The Ginsberg Center engages with schools and teachers in a variety of ways through our K-12 literacy initiatives. This month, we spent some time with Ms. Ellis from Ann Arbor's Logan Elementary to hear more about her work and how UM students can get involved.
1. Tell us more about the work you are doing around literacy.
Literacy is defined as “the ability to read and write.” Literacy actually encompasses all of the following skills: listening and speaking, phonics and spelling, writing, as well as reading with comprehension and fluency. Literacy skills are integrated throughout the day into all subject areas, such as science, social studies and mathematics. Because strong reading skills form the basis for learning in all subjects, it is important to identify those who struggle with reading as early as possible. Children who have been read to at home come to school with important early literacy skills. They are prepared to learn to read and write. Children who have not had many experiences listening to books read aloud or talking about books typically start school with limited early literacy skills.
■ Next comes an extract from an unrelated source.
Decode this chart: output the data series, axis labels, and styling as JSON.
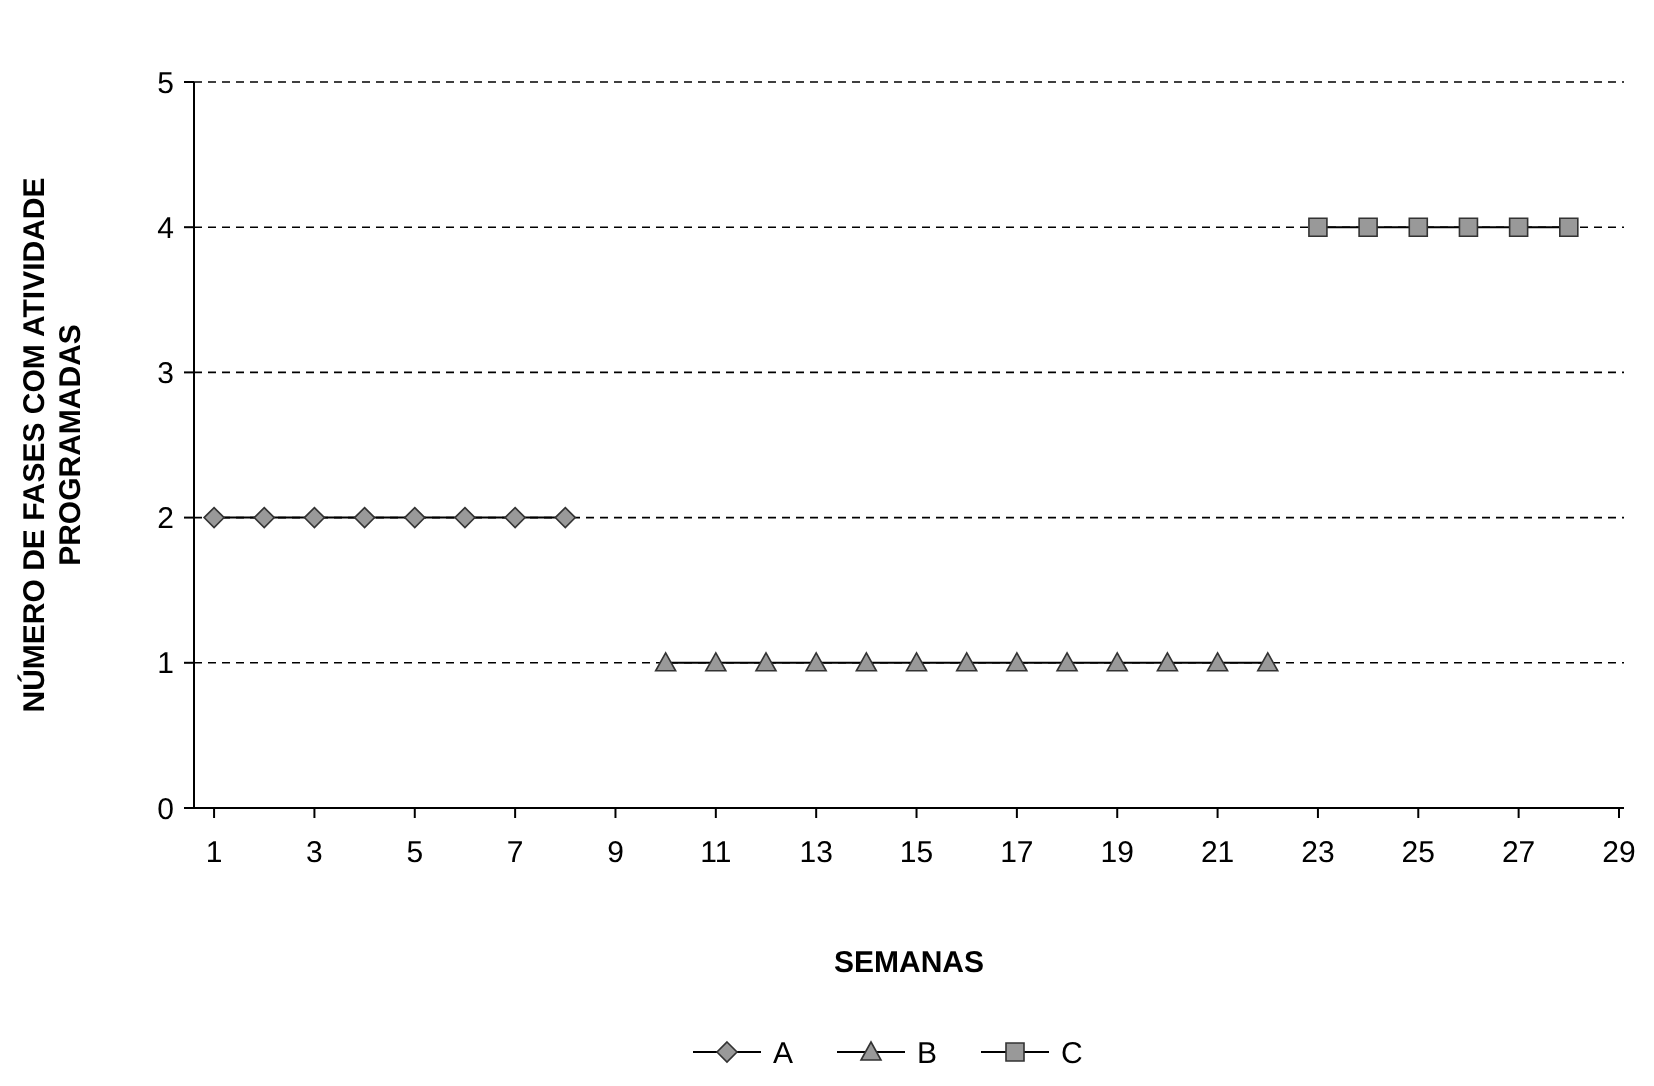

These are the students that benefit most from additional adult support in the classroom setting.
2. How have UM students/staff supported your work around literacy?
I have had the good fortune of having several U of M students volunteering in my classroom this year. These students are working with students who need support and/or clarification on assignments. This may include helping with reading skills, phonics or writing skills. These additional adults in the classroom are an important resource for the children. It allows each child to have more one on one time with an adult that can help the student remain motivated and achieve success.
Sometimes our volunteers have taken groups for reading when time restraints would otherwise have reduced the possibility. Other times they are helping children complete assignments who may need some “hurdle help” with reading directions or completing activities. Oftentimes just that additional adult spending a few extra minutes with a student is all that is needed for a child to continue working and achieving.
3. Why is literacy development important to our community?
The ability to read and write is the basis for all other education. Literacy is necessary for an individual to understand information whether written or verbal. Literacy is essential so that all of our children have the opportunity to reach their full potential.